Baca Juga: Israel Akui 2.005 Tentaranya Luka dan 28 Kritis selama Operasi Militer, yang Tewas Tidak Diumumkan
Barak menyoroti bahwa "Netanyahu mengabaikan kenyataan bahwa hubungan saling percaya dengan Gedung Putih sangat penting agar Israel mencapai tujuannya."
Dia mengatakan, "Kegagalan Netanyahu dalam memimpin perang terletak pada penolakannya untuk memahami bahwa, dalam hal ini, kemenangan tidak dapat dicapai tanpa posisi yang jelas mengenai 'hari esok' pasca-perang dan rencana untuk mewujudkan visi tersebut."
Barak melanjutkan, "Memiliki posisi seperti itu memungkinkan identifikasi elemen-elemen kritis yang terlibat dan bagaimana bekerja dengan mereka saat ini sehingga mereka akan ada di sana ketika tiba 'hari setelah'."
"Siapa pun yang mengenal Netanyahu dan mengamatinya hari ini pasti akan meragukan dengan serius kemampuannya untuk memimpin kampanye yang begitu kompleks," tandasnya.
Terkait dengan "hari esok," Barak mengungkapkan, "AS membayangkan kehadiran pasukan penjaga perdamaian Arab, dari negara-negara poros moderat, yang, setelah kejatuhan Hamas dan setelah langkah-langkah keamanan diambil, akan mengambil alih kendali dari Israel untuk jangka waktu terbatas di mana 'Otoritas Palestina 2.0 (otoritas yang direvitalisasi) akan diperkenalkan. Pasukan Arab akan membantu Otoritas Palestina mengonsolidasikan kendali atas Jalur Gaza."
Dia menjelaskan, "Joe Biden melihat ini sebagai langkah pertama menuju solusi dua negara, dan oleh karena itu bersedia mendukung Israel secara militer dan ekonomi, dengan angkutan udara dan dengan payung diplomasi di Dewan Keamanan PBB dan Den Haag."
Namun, dia mencatat, "Netanyahu terikat dalam aliansi yang tidak suci dengan Itamar Ben-Gvir dan Bezalel Smotrich, para piromania yang cenderung menyalakan api di Tepi Barat, yang pada gilirannya melindungi dia dari tuntutan penggusuran. Tetapi terutama, mereka memanfaatkannya untuk menegakkan ideologi mereka bahwa Gaza harus kembali sepenuhnya berada di bawah kendali dan tanggung jawab Israel."

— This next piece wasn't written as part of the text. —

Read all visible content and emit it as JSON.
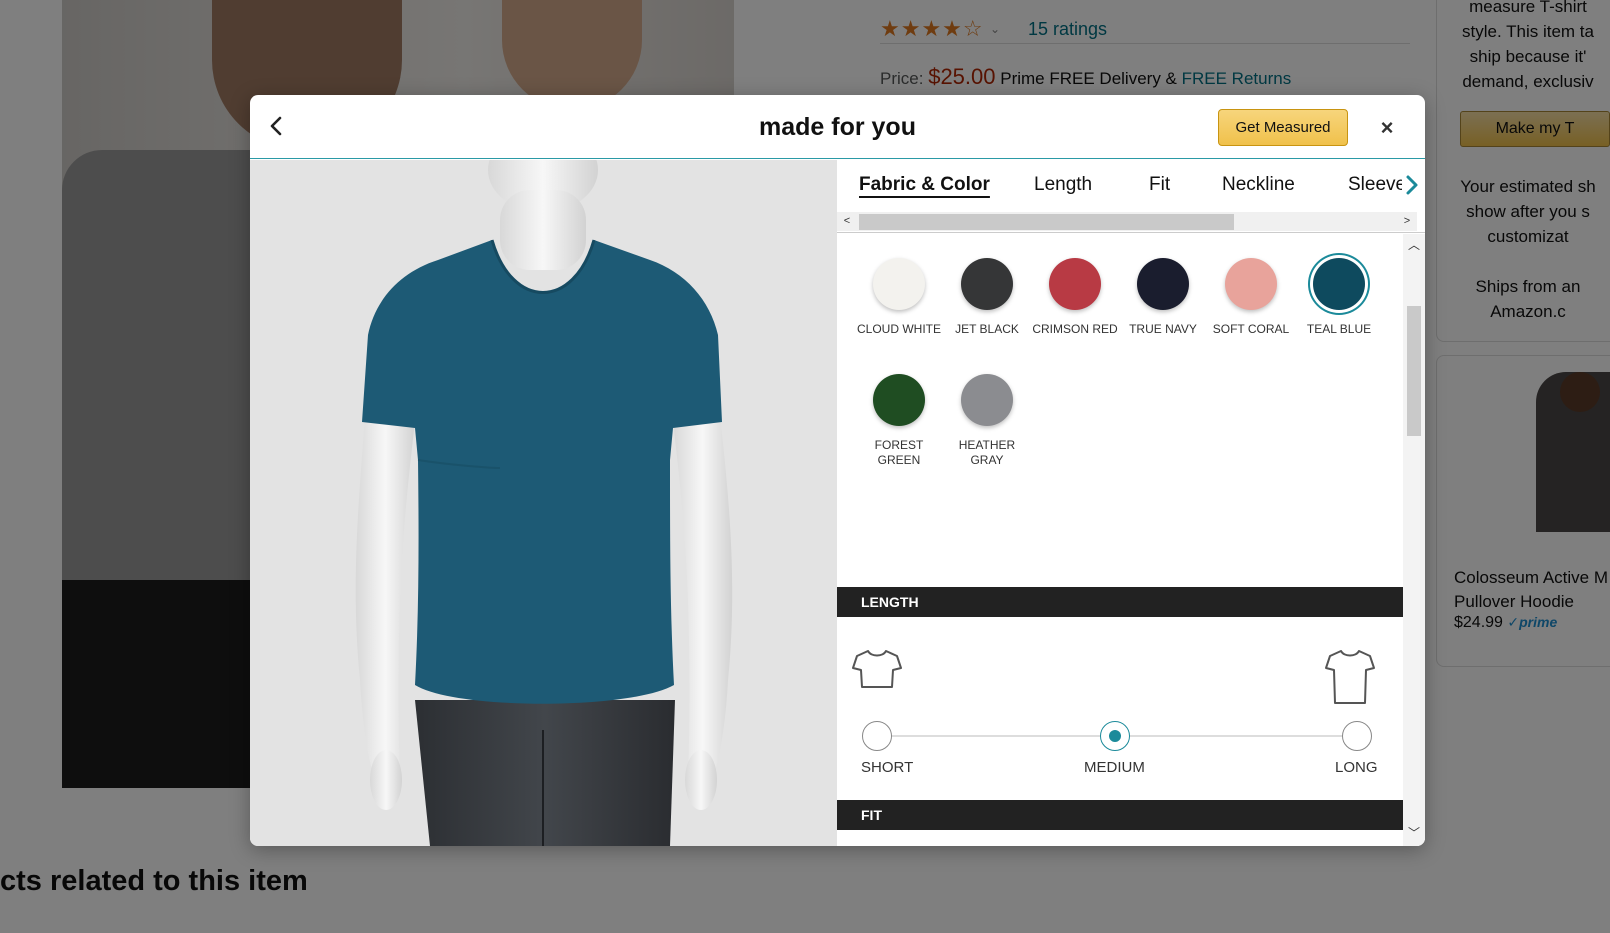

Baca Juga: Presiden Xi Jinping Angkat Suara Desak Palestina Merdeka, Batas 1967, Ibu Kota Yerusalem Timur
Barak mengatakan, "Jika itu terjadi, Israel kemungkinan besar akan terperangkap dalam rawa Gaza dan menyebabkan konflik berkepanjangan, krisis dengan pemerintahan Amerika Serikat, dan risiko nyata terhadap hubungan Israel dengan Mesir dan Yordania, Perjanjian Abraham, dan normalisasi dengan Arab Saudi."
Dia menganggap "pertimbangan ini mungkin berada di cakrawala yang jauh, tetapi 'hari esok' harus dianggap sudah dekat, kita harus mengoordinasikan dan membangun hubungan kepercayaan, baik di balik layar maupun dengan AS dan tetangga kita."

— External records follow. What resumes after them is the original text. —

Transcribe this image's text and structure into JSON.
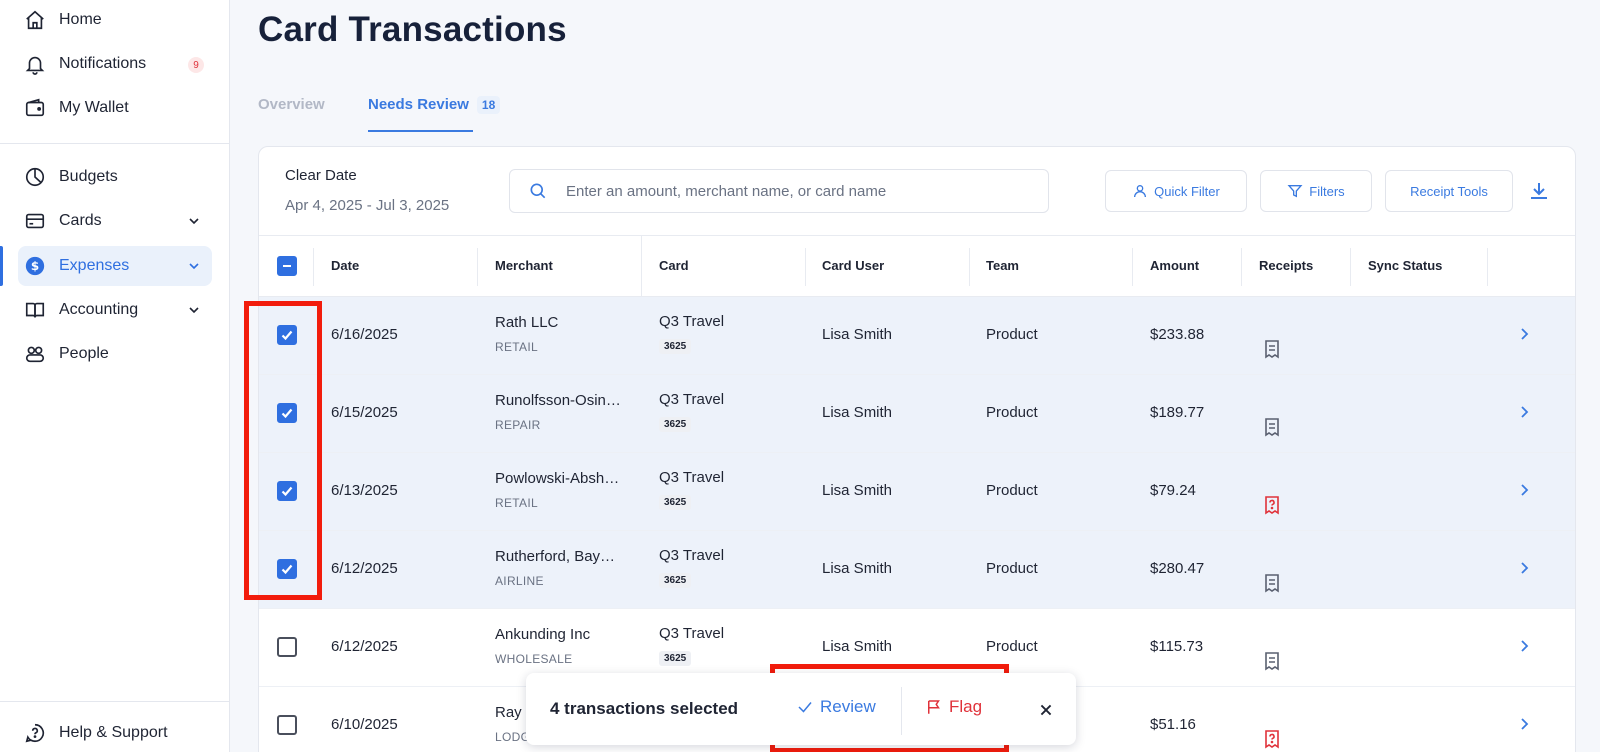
{
  "sidebar": {
    "items": [
      {
        "label": "Home",
        "icon": "home-icon"
      },
      {
        "label": "Notifications",
        "icon": "bell-icon",
        "badge": "9"
      },
      {
        "label": "My Wallet",
        "icon": "wallet-icon"
      },
      {
        "label": "Budgets",
        "icon": "pie-chart-icon"
      },
      {
        "label": "Cards",
        "icon": "credit-card-icon",
        "expandable": true
      },
      {
        "label": "Expenses",
        "icon": "dollar-icon",
        "expandable": true,
        "active": true
      },
      {
        "label": "Accounting",
        "icon": "book-icon",
        "expandable": true
      },
      {
        "label": "People",
        "icon": "people-icon"
      }
    ],
    "footer": {
      "label": "Help & Support",
      "icon": "help-chat-icon"
    }
  },
  "header": {
    "title": "Card Transactions",
    "tabs": [
      {
        "label": "Overview",
        "active": false
      },
      {
        "label": "Needs Review",
        "count": "18",
        "active": true
      }
    ]
  },
  "toolbar": {
    "clear_date_label": "Clear Date",
    "date_range": "Apr 4, 2025 - Jul 3, 2025",
    "search_placeholder": "Enter an amount, merchant name, or card name",
    "quick_filter_label": "Quick Filter",
    "filters_label": "Filters",
    "receipt_tools_label": "Receipt Tools"
  },
  "table": {
    "columns": [
      "Date",
      "Merchant",
      "Card",
      "Card User",
      "Team",
      "Amount",
      "Receipts",
      "Sync Status"
    ],
    "rows": [
      {
        "selected": true,
        "date": "6/16/2025",
        "merchant": "Rath LLC",
        "category": "RETAIL",
        "card": "Q3 Travel",
        "card_last4": "3625",
        "user": "Lisa Smith",
        "team": "Product",
        "amount": "$233.88",
        "receipt_status": "attached"
      },
      {
        "selected": true,
        "date": "6/15/2025",
        "merchant": "Runolfsson-Osin…",
        "category": "REPAIR",
        "card": "Q3 Travel",
        "card_last4": "3625",
        "user": "Lisa Smith",
        "team": "Product",
        "amount": "$189.77",
        "receipt_status": "attached"
      },
      {
        "selected": true,
        "date": "6/13/2025",
        "merchant": "Powlowski-Absh…",
        "category": "RETAIL",
        "card": "Q3 Travel",
        "card_last4": "3625",
        "user": "Lisa Smith",
        "team": "Product",
        "amount": "$79.24",
        "receipt_status": "missing"
      },
      {
        "selected": true,
        "date": "6/12/2025",
        "merchant": "Rutherford, Bay…",
        "category": "AIRLINE",
        "card": "Q3 Travel",
        "card_last4": "3625",
        "user": "Lisa Smith",
        "team": "Product",
        "amount": "$280.47",
        "receipt_status": "attached"
      },
      {
        "selected": false,
        "date": "6/12/2025",
        "merchant": "Ankunding Inc",
        "category": "WHOLESALE",
        "card": "Q3 Travel",
        "card_last4": "3625",
        "user": "Lisa Smith",
        "team": "Product",
        "amount": "$115.73",
        "receipt_status": "attached"
      },
      {
        "selected": false,
        "date": "6/10/2025",
        "merchant": "Ray",
        "category": "LODG",
        "card": "",
        "card_last4": "",
        "user": "",
        "team": "",
        "amount": "$51.16",
        "receipt_status": "missing"
      }
    ]
  },
  "selection_bar": {
    "text": "4 transactions selected",
    "review_label": "Review",
    "flag_label": "Flag"
  },
  "colors": {
    "accent": "#2f6fe0",
    "danger": "#e0323a",
    "highlight_box": "#f21c0c",
    "selected_row": "#edf2fa"
  }
}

Dia menyimpulkan, "Hubungan semacam itu tidak dapat terwujud dengan pemerintah yang saat ini berkuasa, karena, seperti halnya di antara mayoritas publik Israel, di Washington dan ibu kota regional, tidak ada yang percaya sepatah kata pun yang dikatakan Netanyahu."
"Kesimpulan pentingnya adalah pemerintahan Netanyahu menyebabkan kerusakan serius pada posisi strategis Israel dan memimpin perang yang tidak berujung. Kepemimpinan Netanyahu harus diakhiri sebelum konsekuensi dari kelemahannya menjadi tidak dapat diubah," tambah Ehud Barak.

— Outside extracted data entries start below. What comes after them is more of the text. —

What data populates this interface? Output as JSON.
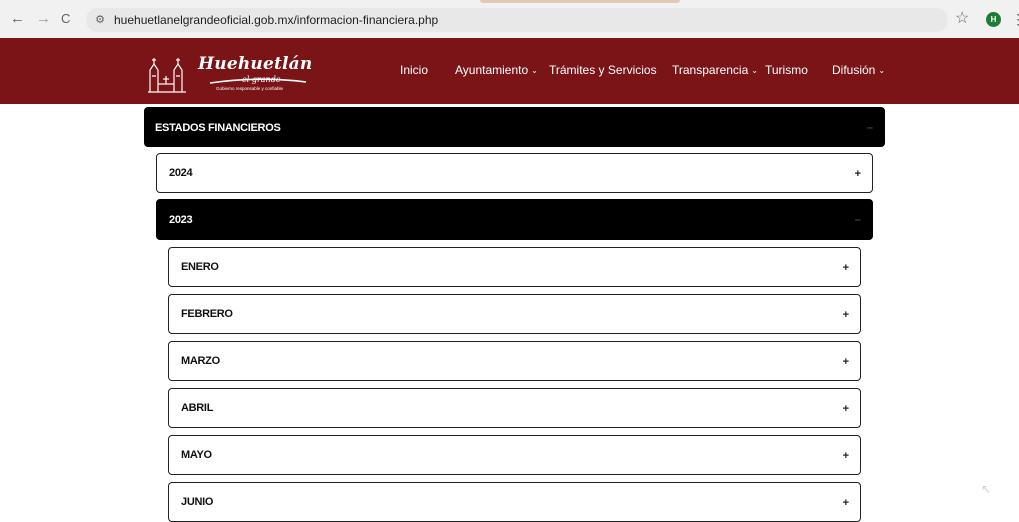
{
  "browser": {
    "url": "huehuetlanelgrandeoficial.gob.mx/informacion-financiera.php",
    "back_icon": "←",
    "forward_icon": "→",
    "reload_icon": "C",
    "site_info_icon": "⚙",
    "bookmark_icon": "☆",
    "profile_initial": "H",
    "menu_icon": "⋮"
  },
  "header": {
    "brand": "Huehuetlán",
    "brand_sub": "el grande",
    "tagline": "Gobierno responsable y confiable",
    "nav": [
      {
        "label": "Inicio"
      },
      {
        "label": "Ayuntamiento",
        "chevron": "⌄"
      },
      {
        "label": "Trámites y Servicios"
      },
      {
        "label": "Transparencia",
        "chevron": "⌄"
      },
      {
        "label": "Turismo"
      },
      {
        "label": "Difusión",
        "chevron": "⌄"
      }
    ]
  },
  "accordion": {
    "title": "ESTADOS FINANCIEROS",
    "title_toggle": "–",
    "years": [
      {
        "label": "2024",
        "toggle": "+"
      },
      {
        "label": "2023",
        "toggle": "–"
      }
    ],
    "months": [
      {
        "label": "ENERO",
        "toggle": "+"
      },
      {
        "label": "FEBRERO",
        "toggle": "+"
      },
      {
        "label": "MARZO",
        "toggle": "+"
      },
      {
        "label": "ABRIL",
        "toggle": "+"
      },
      {
        "label": "MAYO",
        "toggle": "+"
      },
      {
        "label": "JUNIO",
        "toggle": "+"
      }
    ]
  },
  "colors": {
    "header_bg": "#7b1417",
    "dark_panel": "#000000"
  }
}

Barak menekankan, "Apa yang (Israel) dibutuhkan saat ini adalah pemerintahan persatuan nasional tanpa Netanyahu dan tanpa Smotrich dan Ben-Gvir."
"Hanya pemerintahan yang bertindak secara bertanggung jawab dan tegas, bebas dari pertimbangan eksternal dan terdistorsi, yang akan mampu membimbing Israel sampai akhir perang dan kemenangan," tambahnya.